See the steel drum competition
The steel drum, a classic Caribbean instrument, can be heard all over Trinidad and Tobago come Carnival time. Rounds of the annual steelband competition, called the National Panorama Competition, begin long before Carnival, but close on the Saturday of Carnival weekend.
Barranquilla’s Carnival celebration is one of the most interesting and diverse in the world. In fact, UNESCO has given its seal of approval to the annual event, dubbing it a World Masterpiece of the Oral and Intangible Heritage of Humanity. If you want a big dose of culture with your Carnival carousing, Barranquilla puts on a good show.
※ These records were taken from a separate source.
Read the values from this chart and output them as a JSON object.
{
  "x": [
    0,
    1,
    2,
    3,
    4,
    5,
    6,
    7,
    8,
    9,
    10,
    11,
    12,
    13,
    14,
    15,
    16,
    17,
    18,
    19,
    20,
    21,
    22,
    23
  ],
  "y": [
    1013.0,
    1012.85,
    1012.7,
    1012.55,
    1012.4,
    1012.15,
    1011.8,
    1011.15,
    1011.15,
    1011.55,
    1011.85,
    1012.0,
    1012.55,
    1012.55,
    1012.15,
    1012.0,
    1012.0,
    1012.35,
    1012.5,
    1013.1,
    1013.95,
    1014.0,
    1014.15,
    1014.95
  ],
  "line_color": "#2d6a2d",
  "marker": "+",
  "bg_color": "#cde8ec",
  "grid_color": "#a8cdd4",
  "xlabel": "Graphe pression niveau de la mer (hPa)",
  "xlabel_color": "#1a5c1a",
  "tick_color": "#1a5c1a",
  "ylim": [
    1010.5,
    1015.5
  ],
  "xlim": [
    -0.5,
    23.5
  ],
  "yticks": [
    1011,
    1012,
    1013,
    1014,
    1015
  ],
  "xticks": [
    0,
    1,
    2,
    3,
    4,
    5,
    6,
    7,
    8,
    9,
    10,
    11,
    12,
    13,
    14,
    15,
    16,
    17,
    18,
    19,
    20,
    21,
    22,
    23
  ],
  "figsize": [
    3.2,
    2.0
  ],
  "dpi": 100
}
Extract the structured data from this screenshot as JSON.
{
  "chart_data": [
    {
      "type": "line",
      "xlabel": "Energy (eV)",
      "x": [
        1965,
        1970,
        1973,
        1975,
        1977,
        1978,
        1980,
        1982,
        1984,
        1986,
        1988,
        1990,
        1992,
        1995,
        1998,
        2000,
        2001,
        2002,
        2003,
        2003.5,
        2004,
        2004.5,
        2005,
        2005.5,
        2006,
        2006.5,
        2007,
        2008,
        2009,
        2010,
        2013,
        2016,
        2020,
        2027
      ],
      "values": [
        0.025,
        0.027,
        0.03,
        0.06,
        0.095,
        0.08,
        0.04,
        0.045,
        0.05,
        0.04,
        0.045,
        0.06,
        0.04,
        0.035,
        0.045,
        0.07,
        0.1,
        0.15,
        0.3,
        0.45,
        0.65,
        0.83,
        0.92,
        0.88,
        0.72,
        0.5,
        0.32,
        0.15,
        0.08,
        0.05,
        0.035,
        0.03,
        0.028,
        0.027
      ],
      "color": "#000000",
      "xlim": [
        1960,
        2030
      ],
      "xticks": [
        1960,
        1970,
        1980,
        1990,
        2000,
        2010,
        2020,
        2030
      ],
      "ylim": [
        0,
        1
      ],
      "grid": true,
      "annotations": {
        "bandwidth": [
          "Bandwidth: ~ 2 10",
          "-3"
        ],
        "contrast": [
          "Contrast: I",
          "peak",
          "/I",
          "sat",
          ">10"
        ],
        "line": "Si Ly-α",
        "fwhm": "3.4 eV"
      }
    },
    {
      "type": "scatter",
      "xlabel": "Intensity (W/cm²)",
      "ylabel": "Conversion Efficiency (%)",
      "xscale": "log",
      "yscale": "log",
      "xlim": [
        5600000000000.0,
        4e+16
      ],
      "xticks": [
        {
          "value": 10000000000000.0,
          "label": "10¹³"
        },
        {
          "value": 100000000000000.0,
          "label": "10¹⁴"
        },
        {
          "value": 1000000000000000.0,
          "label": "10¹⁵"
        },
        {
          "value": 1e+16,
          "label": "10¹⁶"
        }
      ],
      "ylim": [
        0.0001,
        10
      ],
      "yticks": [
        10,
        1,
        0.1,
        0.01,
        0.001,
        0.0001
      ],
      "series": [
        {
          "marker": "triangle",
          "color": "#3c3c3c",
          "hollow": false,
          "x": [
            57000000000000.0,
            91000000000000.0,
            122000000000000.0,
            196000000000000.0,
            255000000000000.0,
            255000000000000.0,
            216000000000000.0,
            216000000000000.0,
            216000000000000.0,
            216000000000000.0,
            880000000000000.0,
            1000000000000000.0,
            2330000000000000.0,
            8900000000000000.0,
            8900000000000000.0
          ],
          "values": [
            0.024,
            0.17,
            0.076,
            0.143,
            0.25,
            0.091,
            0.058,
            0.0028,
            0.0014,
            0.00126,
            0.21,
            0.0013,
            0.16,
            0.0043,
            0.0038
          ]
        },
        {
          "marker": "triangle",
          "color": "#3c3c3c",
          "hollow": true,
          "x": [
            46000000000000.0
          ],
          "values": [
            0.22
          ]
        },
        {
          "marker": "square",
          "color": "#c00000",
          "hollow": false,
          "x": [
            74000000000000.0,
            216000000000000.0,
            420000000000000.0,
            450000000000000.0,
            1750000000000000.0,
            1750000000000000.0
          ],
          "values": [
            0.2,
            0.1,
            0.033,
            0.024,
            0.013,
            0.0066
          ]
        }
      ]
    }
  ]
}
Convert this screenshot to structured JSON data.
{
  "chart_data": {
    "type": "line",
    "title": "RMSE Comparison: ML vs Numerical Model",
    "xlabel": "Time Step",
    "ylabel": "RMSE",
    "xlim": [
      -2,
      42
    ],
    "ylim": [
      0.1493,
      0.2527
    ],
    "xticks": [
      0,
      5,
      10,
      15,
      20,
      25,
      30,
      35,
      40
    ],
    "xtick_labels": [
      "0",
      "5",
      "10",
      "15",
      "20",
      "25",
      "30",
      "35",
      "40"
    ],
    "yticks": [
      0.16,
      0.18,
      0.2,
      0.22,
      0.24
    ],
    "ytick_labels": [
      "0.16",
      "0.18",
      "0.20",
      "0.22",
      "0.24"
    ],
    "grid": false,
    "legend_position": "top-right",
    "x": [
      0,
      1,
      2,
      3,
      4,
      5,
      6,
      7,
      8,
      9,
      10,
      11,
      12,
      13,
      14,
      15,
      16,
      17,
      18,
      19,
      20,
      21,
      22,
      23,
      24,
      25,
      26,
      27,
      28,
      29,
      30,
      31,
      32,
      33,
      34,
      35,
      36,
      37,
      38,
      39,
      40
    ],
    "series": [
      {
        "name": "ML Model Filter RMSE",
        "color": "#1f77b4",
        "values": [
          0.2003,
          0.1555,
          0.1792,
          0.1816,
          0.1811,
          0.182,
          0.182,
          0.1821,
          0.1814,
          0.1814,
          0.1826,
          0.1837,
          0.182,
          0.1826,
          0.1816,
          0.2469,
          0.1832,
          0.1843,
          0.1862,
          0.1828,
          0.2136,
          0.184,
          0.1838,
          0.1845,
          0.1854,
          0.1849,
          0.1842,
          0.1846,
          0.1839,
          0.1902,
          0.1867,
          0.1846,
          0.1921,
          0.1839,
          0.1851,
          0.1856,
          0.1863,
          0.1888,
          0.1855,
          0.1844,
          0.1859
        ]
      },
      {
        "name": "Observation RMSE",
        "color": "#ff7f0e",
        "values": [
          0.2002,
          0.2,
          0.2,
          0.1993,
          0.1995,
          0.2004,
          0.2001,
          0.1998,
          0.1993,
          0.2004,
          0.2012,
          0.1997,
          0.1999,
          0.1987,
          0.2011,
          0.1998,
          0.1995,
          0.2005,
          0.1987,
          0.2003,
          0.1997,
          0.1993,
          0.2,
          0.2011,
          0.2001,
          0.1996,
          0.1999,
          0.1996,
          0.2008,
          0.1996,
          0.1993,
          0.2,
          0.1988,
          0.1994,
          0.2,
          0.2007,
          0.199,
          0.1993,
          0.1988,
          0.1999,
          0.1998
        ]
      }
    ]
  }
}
Dance to all different beats
It wouldn’t be a Colombian celebration without salsa music and dancing, but Carnival in Barranquilla also features other traditional and beloved music genres. Musical styles like cumbia, mapalé, which is African-influenced, and chandé (folklore), among many others are played throughout Carnival. All are slightly different but entirely Colombian, and you can hear them during Barranquilla’s festivities.
Learn about folklore
Barranquilla’s major Carnival parade, which takes place on the Saturday before Fat Tuesday, is the crowning event of Carnival and makes it clear why the city’s celebration is worthy of UNESCO’s title and upholds it. Elaborate floats pass by for hours during the parade, costumed revelers walk and troupes perform local folklore dances. Carnival celebrations here are rooted in the 1800s, with traditions still alive in today’s parades.
Know your costumes
You likely will see a few types of costumes regularly during Carnival celebrations. One of the common character costumes is La Marimonda, which involve masks with long noses, hoods and brightly colored pants and tops. These costumes originated in Baranquilla. You also will catch some royalty – every Carnival has a king and queen. The king is King Momo, and he is a major figure in the celebrations. The queen, who is chosen at the end of one celebration for the following year, oversees events like the parade and the symbolic burial of Joselito Carvajal, who as legend has it, is a man who represents the Carnival spirit and passes away after the four days of Carnival partying.
Carnaval Domenicano is widely celebrated across the country, where some of the largest Carnival celebrations in the region take place, so no matter where you are in the country over the holiday you can expect a good time.
See the National Parade
Santa Domingo’s Carnival parade is the biggest in the country and across Latin America. Groups from all over the country travel to the capital to partake, so it presents a fascinating cross-section of all the different costumes and traditions from the island.
Visit different towns
Each local town or city has its own interpretation of Carnival and way of celebrating the holiday. Try to plan to visit a few different places to get different tastes of what the celebration in the Dominican Republic is like. Many festivities have a close local connection, too, because community groups and families that band together often are the parade and party organizers.
Learn the characters
Dominicans craft and wear elaborate costumes, including masks, which make the parades very visually entertaining. The celebration is considered a topsy-turvy event, so interesting figures appear. One of the most popular costumes is a limping devil, called Diablo cojuelo. Carnival has strong religious ties, and this representation is a satire of the devil. Other traditional figures who appear in Dominican Carnival festivities are a grim reaper figure and Roba la gallina that involves a men wearing dresses and pokes fun at how people historically stole chickens.